I’m a casual networking/developer beginner. Looking at the steps to configure access to home assistant through nginx… I noticed that step 8 is to forward all web traffic (HTTP and HTTPS) through the server running HA.

This would force all traffic, even for my connected devices, through the server would it not? I’m running on a pi, so I’m assuming there will be serious latency and throughput issues if I were to run like this. Can anyone confirm my understanding?

Incoming and outgoing are 3 different things. Forwarding ports would mean traffic that originates outside your network would go to HA.

Your normal web browsing from inside your network is not affected.

That’s my concern though. I’m not convinced that having all outside web traffic going through my pi would be a good idea.

I don’t understand your concern. Maybe we are talking 2 different things.

“all outsite web traffic going through your pi”:

No outside web traffic would go “through” your pi. Say you had an external ip of x.x.x.x. If you port foward, then if you are NOT inside your network, you type http://x.x.x.x then that will be served by HA. That is ALL that happens. That is all that gets to your pi. NO other traffic goes “through” your pi.
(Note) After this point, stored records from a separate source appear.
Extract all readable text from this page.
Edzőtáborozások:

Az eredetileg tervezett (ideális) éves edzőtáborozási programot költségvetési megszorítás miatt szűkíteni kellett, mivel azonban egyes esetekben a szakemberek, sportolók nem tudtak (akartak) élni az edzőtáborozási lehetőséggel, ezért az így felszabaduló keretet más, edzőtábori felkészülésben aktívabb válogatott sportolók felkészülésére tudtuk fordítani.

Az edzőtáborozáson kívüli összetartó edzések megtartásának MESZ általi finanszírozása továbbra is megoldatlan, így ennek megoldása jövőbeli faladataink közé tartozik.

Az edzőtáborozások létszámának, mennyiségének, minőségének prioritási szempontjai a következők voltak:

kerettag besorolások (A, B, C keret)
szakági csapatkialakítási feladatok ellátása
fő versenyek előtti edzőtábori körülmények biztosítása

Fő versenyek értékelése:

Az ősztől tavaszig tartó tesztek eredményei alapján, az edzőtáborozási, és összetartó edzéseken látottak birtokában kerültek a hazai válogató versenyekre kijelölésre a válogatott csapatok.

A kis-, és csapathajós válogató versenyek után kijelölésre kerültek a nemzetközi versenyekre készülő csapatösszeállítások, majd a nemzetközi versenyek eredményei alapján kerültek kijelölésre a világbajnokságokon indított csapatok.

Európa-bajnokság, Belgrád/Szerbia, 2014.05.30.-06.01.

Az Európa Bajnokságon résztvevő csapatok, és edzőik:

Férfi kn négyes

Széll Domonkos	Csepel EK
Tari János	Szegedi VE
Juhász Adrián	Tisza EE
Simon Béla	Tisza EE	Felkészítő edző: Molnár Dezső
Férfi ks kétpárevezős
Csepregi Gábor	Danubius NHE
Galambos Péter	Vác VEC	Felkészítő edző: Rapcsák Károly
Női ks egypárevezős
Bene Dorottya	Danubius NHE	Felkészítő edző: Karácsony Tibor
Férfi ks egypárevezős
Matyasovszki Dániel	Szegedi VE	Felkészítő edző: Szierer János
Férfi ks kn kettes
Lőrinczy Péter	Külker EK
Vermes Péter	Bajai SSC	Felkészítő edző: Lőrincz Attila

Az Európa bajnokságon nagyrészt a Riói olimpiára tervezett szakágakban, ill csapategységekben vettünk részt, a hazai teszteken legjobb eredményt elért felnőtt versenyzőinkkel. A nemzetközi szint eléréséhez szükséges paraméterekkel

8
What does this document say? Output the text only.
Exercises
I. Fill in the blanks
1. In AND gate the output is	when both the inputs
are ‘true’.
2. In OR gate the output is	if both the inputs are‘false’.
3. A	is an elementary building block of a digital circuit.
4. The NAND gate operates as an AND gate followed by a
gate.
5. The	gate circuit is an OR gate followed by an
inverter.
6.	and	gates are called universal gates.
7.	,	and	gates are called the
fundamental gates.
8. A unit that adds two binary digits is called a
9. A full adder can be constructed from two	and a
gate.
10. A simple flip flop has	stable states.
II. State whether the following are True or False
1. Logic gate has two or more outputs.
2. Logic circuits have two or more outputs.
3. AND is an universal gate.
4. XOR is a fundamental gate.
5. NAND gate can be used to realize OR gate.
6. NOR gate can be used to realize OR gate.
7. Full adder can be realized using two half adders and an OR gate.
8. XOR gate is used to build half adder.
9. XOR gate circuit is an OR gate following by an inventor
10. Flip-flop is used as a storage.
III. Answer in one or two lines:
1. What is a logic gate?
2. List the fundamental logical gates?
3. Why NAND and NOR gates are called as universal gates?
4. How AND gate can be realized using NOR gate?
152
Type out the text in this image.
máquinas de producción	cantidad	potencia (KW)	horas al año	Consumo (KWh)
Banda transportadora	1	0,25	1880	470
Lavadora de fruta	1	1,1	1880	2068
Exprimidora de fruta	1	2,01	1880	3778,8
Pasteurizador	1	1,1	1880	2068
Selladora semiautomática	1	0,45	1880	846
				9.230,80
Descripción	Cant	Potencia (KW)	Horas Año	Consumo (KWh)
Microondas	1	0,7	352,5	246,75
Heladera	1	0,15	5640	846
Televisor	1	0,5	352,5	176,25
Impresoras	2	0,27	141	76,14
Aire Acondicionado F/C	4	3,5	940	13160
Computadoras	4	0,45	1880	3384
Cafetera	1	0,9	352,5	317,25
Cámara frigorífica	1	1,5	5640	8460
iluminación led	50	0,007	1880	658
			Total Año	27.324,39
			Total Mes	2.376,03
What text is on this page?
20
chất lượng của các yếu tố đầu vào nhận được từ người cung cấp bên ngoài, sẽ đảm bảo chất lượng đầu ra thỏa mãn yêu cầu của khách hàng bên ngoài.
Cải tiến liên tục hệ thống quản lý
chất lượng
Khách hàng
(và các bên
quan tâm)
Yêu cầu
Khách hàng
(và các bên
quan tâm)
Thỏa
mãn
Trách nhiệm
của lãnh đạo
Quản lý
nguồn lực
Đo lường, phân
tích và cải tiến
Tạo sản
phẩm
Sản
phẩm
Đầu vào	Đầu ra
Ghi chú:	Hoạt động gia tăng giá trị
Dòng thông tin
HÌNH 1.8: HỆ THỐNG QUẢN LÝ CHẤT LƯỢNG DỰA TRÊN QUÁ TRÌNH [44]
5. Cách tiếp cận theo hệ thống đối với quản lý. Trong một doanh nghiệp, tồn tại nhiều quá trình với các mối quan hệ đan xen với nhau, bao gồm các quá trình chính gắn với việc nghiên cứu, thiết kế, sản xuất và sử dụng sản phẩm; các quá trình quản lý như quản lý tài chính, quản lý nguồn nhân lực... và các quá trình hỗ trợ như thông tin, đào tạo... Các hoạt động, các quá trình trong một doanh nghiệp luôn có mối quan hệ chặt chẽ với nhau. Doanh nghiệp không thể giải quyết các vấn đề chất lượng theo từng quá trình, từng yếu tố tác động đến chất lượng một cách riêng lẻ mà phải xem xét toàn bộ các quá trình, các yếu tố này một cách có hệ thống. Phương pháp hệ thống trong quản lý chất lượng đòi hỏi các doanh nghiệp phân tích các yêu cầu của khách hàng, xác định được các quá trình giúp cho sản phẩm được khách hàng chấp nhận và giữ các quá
Edit: Are you talking about the PI being the reverse proxy with many other services behind it? Is HA on the same PI?

Right. Both HA and nginx would be running on the same host (pi).

Do you have other services you are going to proxy behind nginx?

For now, no. I’m going to try to crawl before I walk/run, haha.

edit: I think the end goal would be to run 1 host (pi) as HA, and then have a small cluster of pis for kubernetes with nginx and other services later on…

Not too sure. I have a beefy box that I run pfSense on and use HA proxy for things coming in from the outside.

Internally, I have a NUC that has HA and a few other things. I use nginx on the NUC for an internal reverse proxy.

I’ll have to defer to others that have more experience with the PI and the limits of it. I’m guessing that a PI would be fine for nginx if all it is doing is proxying. You could try it and see how it goes.